Stats Provide Insight On Millennial Attitudes, Tax Confusion, and Borrowing For Crypto Investing

people discussing stats on a table

With the recent cryptocurrency frenzy engulfing the world, increasing amounts of statistical data are being published,  shedding light on market behaviours and attitudes. Over the weekend, various reports were released that indicated things such as millennials’ propensity toward crypto investing, confusion among investors re tax disclosure, and a concerning rate of those funding  Bitcoin and altcoin investments with debt.

Yesterday, Forbes made reference to a Harris Poll conducted in November for Blockchain Capital that concluded 32% of millennial Americans intend to buy Bitcoin within the next five years. Further revelations showed how, of the 2,000-plus polled millennials, 30% expressed that they would rather own $1,000 worth of Bitcoin than the equivalent in government bonds or stocks.
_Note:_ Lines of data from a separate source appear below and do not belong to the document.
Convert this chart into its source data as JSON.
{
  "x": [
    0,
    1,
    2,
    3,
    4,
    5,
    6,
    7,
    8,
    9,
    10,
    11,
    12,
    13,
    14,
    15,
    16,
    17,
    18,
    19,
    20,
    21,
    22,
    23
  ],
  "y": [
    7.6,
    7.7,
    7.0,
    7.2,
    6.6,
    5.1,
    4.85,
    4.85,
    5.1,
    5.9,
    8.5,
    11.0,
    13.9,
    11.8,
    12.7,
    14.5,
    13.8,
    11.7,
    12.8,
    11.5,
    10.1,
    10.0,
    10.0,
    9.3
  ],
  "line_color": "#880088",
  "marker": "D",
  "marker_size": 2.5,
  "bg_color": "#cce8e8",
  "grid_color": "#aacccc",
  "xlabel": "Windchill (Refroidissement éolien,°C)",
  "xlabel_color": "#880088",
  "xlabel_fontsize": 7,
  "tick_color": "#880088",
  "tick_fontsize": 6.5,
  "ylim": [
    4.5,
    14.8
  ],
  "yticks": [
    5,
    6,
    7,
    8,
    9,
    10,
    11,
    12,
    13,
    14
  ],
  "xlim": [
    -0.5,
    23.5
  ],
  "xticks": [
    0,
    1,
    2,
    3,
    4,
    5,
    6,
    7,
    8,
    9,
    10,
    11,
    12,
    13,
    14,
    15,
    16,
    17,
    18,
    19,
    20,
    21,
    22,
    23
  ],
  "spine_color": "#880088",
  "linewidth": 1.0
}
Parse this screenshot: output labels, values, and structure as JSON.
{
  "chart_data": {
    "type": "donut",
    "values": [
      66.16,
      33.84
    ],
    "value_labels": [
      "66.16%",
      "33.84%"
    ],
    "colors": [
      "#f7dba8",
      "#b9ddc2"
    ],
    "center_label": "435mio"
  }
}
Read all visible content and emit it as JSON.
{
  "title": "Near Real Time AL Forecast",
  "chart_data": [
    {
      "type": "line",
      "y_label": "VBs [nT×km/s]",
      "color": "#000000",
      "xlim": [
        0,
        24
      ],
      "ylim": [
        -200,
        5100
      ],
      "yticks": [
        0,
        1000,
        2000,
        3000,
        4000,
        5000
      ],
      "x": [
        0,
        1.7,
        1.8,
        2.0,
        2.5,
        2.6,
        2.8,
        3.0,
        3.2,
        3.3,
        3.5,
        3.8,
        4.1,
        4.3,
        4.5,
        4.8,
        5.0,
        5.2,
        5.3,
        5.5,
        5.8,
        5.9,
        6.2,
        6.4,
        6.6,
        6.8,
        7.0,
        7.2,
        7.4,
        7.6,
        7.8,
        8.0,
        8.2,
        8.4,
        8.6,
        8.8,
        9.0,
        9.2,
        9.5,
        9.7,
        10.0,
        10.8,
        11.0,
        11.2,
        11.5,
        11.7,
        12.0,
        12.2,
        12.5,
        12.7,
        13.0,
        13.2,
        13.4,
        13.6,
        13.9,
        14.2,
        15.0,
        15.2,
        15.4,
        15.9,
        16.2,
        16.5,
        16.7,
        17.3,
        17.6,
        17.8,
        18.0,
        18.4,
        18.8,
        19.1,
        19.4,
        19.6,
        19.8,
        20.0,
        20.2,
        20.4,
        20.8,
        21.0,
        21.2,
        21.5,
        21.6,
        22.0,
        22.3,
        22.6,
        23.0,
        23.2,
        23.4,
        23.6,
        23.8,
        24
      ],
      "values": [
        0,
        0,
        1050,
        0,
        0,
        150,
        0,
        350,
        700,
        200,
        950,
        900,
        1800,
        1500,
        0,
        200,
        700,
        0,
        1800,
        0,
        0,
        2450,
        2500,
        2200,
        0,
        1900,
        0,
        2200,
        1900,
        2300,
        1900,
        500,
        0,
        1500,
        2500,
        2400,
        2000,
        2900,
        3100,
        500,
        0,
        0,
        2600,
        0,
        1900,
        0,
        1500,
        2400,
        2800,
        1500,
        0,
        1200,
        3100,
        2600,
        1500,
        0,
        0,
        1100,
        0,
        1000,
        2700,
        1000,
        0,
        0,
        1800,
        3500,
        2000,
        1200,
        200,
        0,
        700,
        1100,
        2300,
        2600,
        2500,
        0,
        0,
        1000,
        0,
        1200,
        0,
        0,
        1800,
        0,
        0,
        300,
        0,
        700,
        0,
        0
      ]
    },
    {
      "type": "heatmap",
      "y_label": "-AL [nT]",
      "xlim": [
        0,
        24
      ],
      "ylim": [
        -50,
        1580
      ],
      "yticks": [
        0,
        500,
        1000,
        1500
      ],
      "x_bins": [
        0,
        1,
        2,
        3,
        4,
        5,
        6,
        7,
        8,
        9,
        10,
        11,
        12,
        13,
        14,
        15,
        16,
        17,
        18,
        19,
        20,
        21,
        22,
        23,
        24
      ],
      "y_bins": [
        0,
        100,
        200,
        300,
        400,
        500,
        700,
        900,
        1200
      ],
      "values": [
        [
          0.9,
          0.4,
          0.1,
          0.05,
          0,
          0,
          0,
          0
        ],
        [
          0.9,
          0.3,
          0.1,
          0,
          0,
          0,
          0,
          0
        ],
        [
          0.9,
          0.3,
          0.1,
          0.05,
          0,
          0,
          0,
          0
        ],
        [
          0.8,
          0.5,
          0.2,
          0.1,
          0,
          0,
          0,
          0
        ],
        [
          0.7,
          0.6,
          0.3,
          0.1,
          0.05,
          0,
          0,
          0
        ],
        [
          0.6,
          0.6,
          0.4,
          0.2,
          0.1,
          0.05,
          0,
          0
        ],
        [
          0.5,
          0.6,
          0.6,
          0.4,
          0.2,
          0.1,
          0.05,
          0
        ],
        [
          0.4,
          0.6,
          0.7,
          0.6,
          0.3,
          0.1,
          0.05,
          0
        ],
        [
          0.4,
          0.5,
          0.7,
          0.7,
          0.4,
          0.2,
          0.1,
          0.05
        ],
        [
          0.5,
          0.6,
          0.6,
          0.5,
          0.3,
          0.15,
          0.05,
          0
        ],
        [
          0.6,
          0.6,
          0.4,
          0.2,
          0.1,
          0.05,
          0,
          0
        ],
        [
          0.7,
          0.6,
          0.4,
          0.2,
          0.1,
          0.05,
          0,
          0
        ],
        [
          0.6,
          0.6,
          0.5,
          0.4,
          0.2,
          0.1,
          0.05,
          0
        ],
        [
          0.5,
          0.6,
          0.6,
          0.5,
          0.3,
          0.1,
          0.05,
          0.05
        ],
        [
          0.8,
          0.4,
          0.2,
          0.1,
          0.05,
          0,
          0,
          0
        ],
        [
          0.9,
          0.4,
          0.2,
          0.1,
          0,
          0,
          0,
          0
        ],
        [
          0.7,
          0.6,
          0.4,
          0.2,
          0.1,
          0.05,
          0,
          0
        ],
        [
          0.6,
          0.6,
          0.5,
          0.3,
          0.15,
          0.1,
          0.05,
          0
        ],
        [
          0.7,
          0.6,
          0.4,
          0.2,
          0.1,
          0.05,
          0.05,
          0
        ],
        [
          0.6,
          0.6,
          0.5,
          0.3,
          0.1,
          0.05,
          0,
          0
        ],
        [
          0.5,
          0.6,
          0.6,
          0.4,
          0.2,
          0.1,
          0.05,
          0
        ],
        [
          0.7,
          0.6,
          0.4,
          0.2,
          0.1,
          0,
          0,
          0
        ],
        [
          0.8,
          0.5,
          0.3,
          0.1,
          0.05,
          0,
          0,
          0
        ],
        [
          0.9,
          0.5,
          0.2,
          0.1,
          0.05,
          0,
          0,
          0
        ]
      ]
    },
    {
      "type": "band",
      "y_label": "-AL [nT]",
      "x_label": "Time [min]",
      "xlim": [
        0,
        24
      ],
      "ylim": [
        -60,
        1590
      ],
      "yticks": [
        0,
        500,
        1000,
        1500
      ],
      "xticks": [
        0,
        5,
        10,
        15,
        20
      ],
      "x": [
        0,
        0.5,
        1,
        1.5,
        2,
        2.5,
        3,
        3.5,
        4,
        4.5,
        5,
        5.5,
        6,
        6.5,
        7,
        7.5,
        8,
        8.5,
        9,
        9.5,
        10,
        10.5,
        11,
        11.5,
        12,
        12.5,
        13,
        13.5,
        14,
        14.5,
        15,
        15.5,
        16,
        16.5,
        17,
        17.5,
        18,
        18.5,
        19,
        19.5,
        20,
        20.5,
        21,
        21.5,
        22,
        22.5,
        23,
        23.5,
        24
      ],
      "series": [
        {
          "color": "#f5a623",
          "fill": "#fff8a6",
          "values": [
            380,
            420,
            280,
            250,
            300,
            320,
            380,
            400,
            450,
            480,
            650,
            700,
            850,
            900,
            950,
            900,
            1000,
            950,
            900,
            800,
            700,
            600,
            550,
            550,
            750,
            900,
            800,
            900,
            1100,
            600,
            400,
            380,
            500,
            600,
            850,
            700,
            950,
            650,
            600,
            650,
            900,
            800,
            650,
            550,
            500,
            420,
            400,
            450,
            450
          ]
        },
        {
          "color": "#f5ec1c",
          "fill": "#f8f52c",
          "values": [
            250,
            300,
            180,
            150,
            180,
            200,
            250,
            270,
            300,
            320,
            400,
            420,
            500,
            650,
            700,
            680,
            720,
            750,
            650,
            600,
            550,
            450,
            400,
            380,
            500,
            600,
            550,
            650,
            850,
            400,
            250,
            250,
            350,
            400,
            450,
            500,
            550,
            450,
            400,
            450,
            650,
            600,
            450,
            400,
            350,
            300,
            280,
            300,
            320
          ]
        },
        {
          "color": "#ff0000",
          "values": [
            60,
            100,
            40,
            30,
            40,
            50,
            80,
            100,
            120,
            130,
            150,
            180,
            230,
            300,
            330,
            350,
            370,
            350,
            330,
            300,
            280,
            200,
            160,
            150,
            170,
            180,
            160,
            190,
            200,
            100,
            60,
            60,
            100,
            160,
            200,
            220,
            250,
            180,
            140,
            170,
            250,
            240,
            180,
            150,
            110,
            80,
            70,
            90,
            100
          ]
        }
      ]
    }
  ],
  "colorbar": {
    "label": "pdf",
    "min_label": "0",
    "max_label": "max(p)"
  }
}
In terms of familiarity re Bitcoin – the world’s most notable cryptocurrency – 42 percent of this same 18-34 year-old age bracket reported hearing about it. This compares to a mere 15 percent of those aged 65 and over who were aware of Bitcoin.

Regarding the understanding of one’s crypto tax obligations, another compiled set of statistics have revealed that the public either simply do not care for disclosing the financial details of their cryptocurrency trades, or (more likely) are unmotivated to learn how to report their crypto trades which – for many – would involve acknowledging a hefty capital gain.

Results out of a November LendEDU survey revealed that a concerning 36% of the 564 polled Bitcoin investors have no intention of realising capital gains or losses on cryptocurrency trades in their 2017 tax return. These answers came despite knowing that the failure to report such figures represents an act of tax fraud.

Yet another set of data was released over the weekend; this time looking at the source of funding behind people’s Bitcoin investments. Again from LendEDU, the report detailed that of the 672 surveyed, over 18% funded their Bitcoin investment with a credit card.

Whilst this was not inherently worrying, what was “the most pressing concern” from the poll – according to LendEDU – was the fact that “22.13 percent of Bitcoin investors did not pay off their credit card balance after purchasing Bitcoin.” Such negligent financial behaviours was a big contributor to the GFC of 2007/08.